Laboratoire TIMC-IMAG, BCM, CNRS UMR5525, Faculté de médecine, La Tronche, France.
BMC Bioinformatics. 2010 Dec 21;11:605. doi: 10.1186/1471-2105-11-605.
As protein interactions mediate most cellular mechanisms, protein-protein interaction networks are essential in the study of cellular processes. Consequently, several large-scale interactome mapping projects have been undertaken, and protein-protein interactions are being distilled into databases through literature curation; yet protein-protein interaction data are still far from comprehensive, even in the model organism Saccharomyces cerevisiae. Estimating the interactome size is important for evaluating the completeness of current datasets, in order to measure the remaining efforts that are required.
We examined the yeast interactome from a new perspective, by taking into account how thoroughly proteins have been studied. We discovered that the set of literature-curated protein-protein interactions is qualitatively different when restricted to proteins that have received extensive attention from the scientific community. In particular, these interactions are less often supported by yeast two-hybrid, and more often by more complex experiments such as biochemical activity assays. Our analysis showed that high-throughput and literature-curated interactome datasets are more correlated than commonly assumed, but that this bias can be corrected for by focusing on well-studied proteins. We thus propose a simple and reliable method to estimate the size of an interactome, combining literature-curated data involving well-studied proteins with high-throughput data. It yields an estimate of at least 37, 600 direct physical protein-protein interactions in S. cerevisiae.

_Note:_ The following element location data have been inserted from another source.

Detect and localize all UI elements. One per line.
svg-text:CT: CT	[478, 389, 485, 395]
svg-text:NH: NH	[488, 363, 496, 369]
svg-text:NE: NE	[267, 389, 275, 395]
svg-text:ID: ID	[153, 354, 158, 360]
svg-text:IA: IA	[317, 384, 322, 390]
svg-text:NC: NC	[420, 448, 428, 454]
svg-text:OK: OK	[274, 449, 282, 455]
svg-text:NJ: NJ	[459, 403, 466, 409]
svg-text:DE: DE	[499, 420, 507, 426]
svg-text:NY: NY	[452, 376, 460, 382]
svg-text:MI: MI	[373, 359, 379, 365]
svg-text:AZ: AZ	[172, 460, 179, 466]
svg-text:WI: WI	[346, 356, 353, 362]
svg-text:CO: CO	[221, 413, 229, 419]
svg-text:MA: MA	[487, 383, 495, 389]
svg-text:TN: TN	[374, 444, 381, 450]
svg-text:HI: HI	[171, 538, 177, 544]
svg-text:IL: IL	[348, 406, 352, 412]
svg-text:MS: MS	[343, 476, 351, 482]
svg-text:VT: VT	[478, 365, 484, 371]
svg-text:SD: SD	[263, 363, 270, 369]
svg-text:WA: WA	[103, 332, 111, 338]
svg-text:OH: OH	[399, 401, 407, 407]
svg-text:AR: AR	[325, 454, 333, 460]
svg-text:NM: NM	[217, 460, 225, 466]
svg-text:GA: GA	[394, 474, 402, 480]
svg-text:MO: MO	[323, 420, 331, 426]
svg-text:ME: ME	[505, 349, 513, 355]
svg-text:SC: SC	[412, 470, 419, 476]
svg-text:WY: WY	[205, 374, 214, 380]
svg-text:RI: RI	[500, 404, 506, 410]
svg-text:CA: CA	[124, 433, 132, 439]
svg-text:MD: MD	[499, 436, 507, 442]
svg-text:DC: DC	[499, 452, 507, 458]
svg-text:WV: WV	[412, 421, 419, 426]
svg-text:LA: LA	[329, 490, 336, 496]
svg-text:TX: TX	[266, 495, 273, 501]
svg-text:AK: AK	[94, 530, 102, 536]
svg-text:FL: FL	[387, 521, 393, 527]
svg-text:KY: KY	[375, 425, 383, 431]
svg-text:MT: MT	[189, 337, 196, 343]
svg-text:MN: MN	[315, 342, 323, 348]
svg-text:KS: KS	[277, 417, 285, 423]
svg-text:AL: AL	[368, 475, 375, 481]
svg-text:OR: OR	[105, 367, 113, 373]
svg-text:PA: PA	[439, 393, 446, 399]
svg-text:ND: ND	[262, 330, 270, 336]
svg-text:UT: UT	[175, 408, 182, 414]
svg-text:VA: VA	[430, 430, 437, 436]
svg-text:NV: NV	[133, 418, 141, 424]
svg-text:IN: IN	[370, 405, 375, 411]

Our method leads to higher and more accurate estimates of the interactome size, as it accounts for interactions that are genuine yet difficult to detect with commonly-used experimental assays. This shows that we are even further from completing the yeast interactome map than previously expected.

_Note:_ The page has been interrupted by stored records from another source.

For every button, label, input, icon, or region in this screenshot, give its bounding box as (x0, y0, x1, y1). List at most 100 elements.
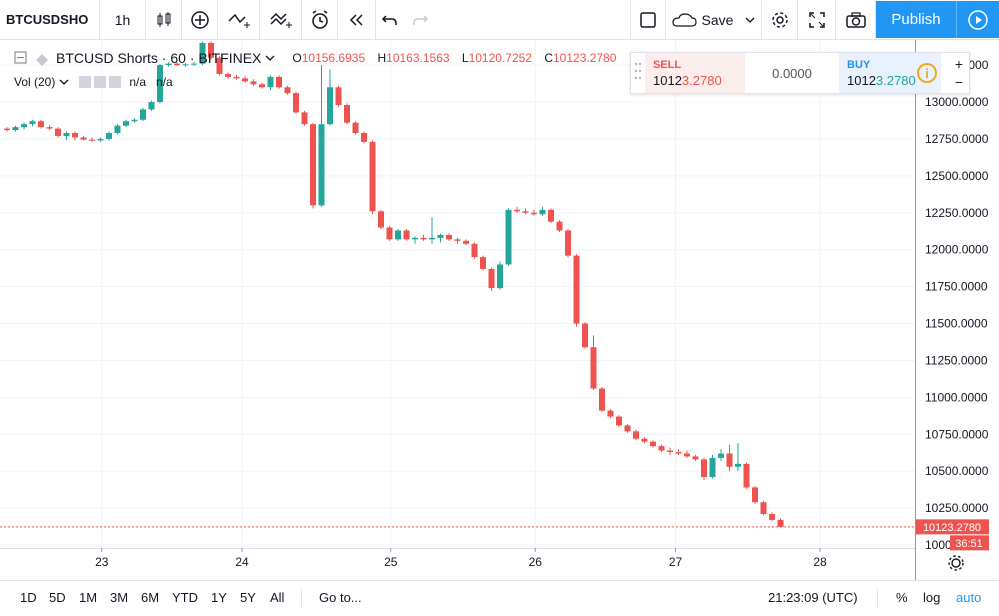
candle (488, 267, 495, 292)
candle (641, 437, 648, 444)
chevron-down-icon[interactable] (264, 53, 276, 63)
close-icon[interactable] (109, 76, 122, 88)
candle (310, 122, 316, 209)
time-axis-border (0, 548, 915, 549)
candle (80, 135, 87, 141)
zoom-controls: + − (949, 55, 969, 91)
series-title[interactable]: BTCUSD Shorts · 60 · BITFINEX (56, 50, 262, 66)
range-button-6m[interactable]: 6M (141, 590, 160, 605)
candle (106, 131, 112, 141)
sell-label: SELL (653, 59, 682, 71)
candle (293, 91, 299, 114)
price-chart[interactable]: 13250.000013000.000012750.000012500.0000… (0, 40, 999, 580)
range-button-1m[interactable]: 1M (79, 590, 98, 605)
stream-button[interactable] (956, 1, 999, 38)
settings-button[interactable] (762, 0, 798, 39)
candles-icon (157, 11, 170, 27)
redo-button[interactable] (410, 10, 434, 30)
undo-button[interactable] (380, 10, 404, 30)
symbol-search[interactable]: BTCUSDSHO (0, 0, 100, 39)
undo-icon (381, 15, 397, 25)
candle (352, 121, 359, 135)
candle (327, 69, 333, 126)
chevron-down-icon[interactable] (58, 77, 70, 87)
goto-button[interactable]: Go to... (319, 590, 362, 605)
snapshot-button[interactable] (836, 0, 876, 39)
range-button-1y[interactable]: 1Y (211, 590, 227, 605)
log-toggle[interactable]: log (923, 590, 941, 605)
divider (301, 589, 302, 607)
publish-label: Publish (891, 11, 941, 28)
candle (420, 234, 427, 241)
sell-button[interactable]: SELL 10123.2780 (645, 53, 745, 93)
candle (403, 229, 410, 241)
chart-type-button[interactable] (146, 0, 182, 39)
candle (29, 119, 36, 127)
compare-button[interactable] (182, 0, 218, 39)
utc-clock[interactable]: 21:23:09 (UTC) (768, 590, 858, 605)
candle (539, 206, 546, 216)
candle (157, 63, 163, 104)
templates-button[interactable] (260, 0, 302, 39)
candle (97, 137, 104, 142)
minus-button[interactable]: − (954, 74, 964, 90)
redo-icon (413, 15, 429, 25)
candle (216, 56, 223, 76)
save-button[interactable]: Save (666, 0, 762, 39)
volume-label[interactable]: Vol (20) (14, 75, 56, 89)
candle (590, 335, 597, 390)
candle (242, 76, 248, 83)
gear-teeth (948, 555, 964, 571)
range-button-ytd[interactable]: YTD (172, 590, 198, 605)
indicators-button[interactable] (218, 0, 260, 39)
range-button-3m[interactable]: 3M (110, 590, 129, 605)
range-button-5d[interactable]: 5D (49, 590, 66, 605)
symbol-label: BTCUSDSHO (6, 12, 89, 27)
settings-icon[interactable] (94, 76, 107, 88)
candle (607, 409, 614, 419)
interval-button[interactable]: 1h (100, 0, 146, 39)
candle (335, 85, 342, 107)
chart-settings-button[interactable] (948, 555, 964, 571)
range-button-5y[interactable]: 5Y (240, 590, 256, 605)
price-tick-label: 13000.0000 (925, 95, 989, 109)
candle (344, 103, 350, 125)
time-tick-label: 28 (813, 555, 827, 569)
gear-icon (951, 558, 961, 568)
fullscreen-select-button[interactable] (630, 0, 666, 39)
candle (250, 79, 257, 86)
info-icon[interactable]: i (917, 63, 937, 83)
publish-button[interactable]: Publish (876, 1, 956, 38)
price-tick-label: 10250.0000 (925, 501, 989, 515)
price-tick-label: 12750.0000 (925, 132, 989, 146)
ohlc-values: O10156.6935 H10163.1563 L10120.7252 C101… (292, 51, 625, 65)
candle (692, 454, 699, 461)
price-tick-label: 11000.0000 (925, 390, 988, 404)
alert-button[interactable] (302, 0, 338, 39)
plus-button[interactable]: + (954, 56, 964, 72)
eye-icon[interactable] (79, 76, 92, 88)
fullscreen-button[interactable] (798, 0, 836, 39)
auto-toggle[interactable]: auto (956, 590, 982, 605)
drag-handle-icon[interactable] (633, 59, 643, 89)
range-button-1d[interactable]: 1D (20, 590, 37, 605)
candle (463, 239, 469, 246)
candle (4, 127, 10, 132)
replay-button[interactable] (338, 0, 376, 39)
bar-countdown-label: 36:51 (955, 538, 983, 550)
candle (395, 229, 401, 241)
range-button-all[interactable]: All (270, 590, 285, 605)
candle (565, 229, 571, 258)
time-tick-label: 24 (235, 555, 249, 569)
percent-toggle[interactable]: % (896, 590, 908, 605)
price-tick-label: 10500.0000 (925, 464, 989, 478)
collapse-icon[interactable] (14, 51, 28, 65)
time-axis[interactable]: 23 24 25 26 27 28 (95, 548, 827, 569)
save-label: Save (701, 11, 734, 28)
high-label: H (377, 51, 387, 65)
candle (718, 449, 724, 461)
close-value: 10123.2780 (553, 51, 617, 65)
buy-label: BUY (847, 59, 871, 71)
candle (140, 107, 146, 122)
price-axis[interactable]: 13250.000013000.000012750.000012500.0000… (925, 40, 989, 552)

由于蛋白质相互作用介导了大多数细胞机制,因此在研究细胞过程中,蛋白质-蛋白质相互作用网络是必不可少的。因此,已经进行了几个大规模的互作组图谱绘制项目,并且通过文献整理将蛋白质-蛋白质相互作用提炼到数据库中;然而,即使在模式生物酿酒酵母中,蛋白质-蛋白质相互作用数据仍然远远不够全面。估计互作组的大小对于评估当前数据集的完整性非常重要,以便衡量仍需要付出的努力。

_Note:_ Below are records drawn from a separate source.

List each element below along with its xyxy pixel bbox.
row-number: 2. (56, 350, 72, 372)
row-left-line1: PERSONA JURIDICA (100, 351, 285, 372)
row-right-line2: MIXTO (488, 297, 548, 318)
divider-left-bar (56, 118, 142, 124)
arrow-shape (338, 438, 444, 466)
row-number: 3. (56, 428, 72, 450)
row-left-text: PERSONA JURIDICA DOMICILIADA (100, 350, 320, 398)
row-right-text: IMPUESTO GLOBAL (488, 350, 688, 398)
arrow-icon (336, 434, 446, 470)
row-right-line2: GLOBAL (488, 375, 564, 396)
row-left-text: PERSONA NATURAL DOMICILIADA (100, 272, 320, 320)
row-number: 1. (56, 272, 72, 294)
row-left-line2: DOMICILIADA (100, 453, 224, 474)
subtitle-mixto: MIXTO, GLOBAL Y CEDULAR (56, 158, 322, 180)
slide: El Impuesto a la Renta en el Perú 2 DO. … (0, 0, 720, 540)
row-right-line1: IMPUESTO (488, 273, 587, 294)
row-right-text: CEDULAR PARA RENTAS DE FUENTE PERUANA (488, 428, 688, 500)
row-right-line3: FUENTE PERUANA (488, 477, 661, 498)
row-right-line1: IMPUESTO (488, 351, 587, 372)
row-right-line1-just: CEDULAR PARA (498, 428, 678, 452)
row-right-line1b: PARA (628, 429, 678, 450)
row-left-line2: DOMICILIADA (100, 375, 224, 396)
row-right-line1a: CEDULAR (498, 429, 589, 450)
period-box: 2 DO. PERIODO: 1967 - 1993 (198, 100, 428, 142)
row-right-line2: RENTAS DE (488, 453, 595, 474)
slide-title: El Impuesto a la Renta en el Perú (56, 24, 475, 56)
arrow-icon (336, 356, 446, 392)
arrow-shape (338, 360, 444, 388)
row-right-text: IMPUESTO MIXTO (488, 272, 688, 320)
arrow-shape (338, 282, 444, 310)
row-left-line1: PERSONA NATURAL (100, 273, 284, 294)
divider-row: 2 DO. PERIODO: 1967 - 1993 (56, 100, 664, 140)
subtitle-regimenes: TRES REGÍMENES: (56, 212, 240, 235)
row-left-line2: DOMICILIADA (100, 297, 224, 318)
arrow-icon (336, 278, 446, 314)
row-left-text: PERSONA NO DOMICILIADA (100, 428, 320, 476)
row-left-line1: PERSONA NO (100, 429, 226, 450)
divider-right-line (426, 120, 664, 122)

我们从一个新的角度研究了酵母互作组,考虑了蛋白质被科学界研究的彻底程度。我们发现,当限制在受到科学界广泛关注的蛋白质时,文献整理的蛋白质-蛋白质相互作用集在质量上是不同的。特别是,这些相互作用不太受酵母双杂交的支持,而更多地受生化活性测定等更复杂的实验的支持。我们的分析表明,高通量和文献整理的互作组数据集比通常假设的更为相关,但通过关注研究充分的蛋白质可以纠正这种偏差。因此,我们提出了一种简单而可靠的方法来估计互作组的大小,即将涉及研究充分的蛋白质的文献整理数据与高通量数据相结合。它产生了酿酒酵母中至少 37600 个直接物理蛋白质-蛋白质相互作用的估计值。
我们的方法导致了更高和更准确的互作组大小估计,因为它考虑了那些虽然真实但用常用实验方法难以检测到的相互作用。这表明,我们离完成酵母互作组图谱的目标比之前预期的还要远。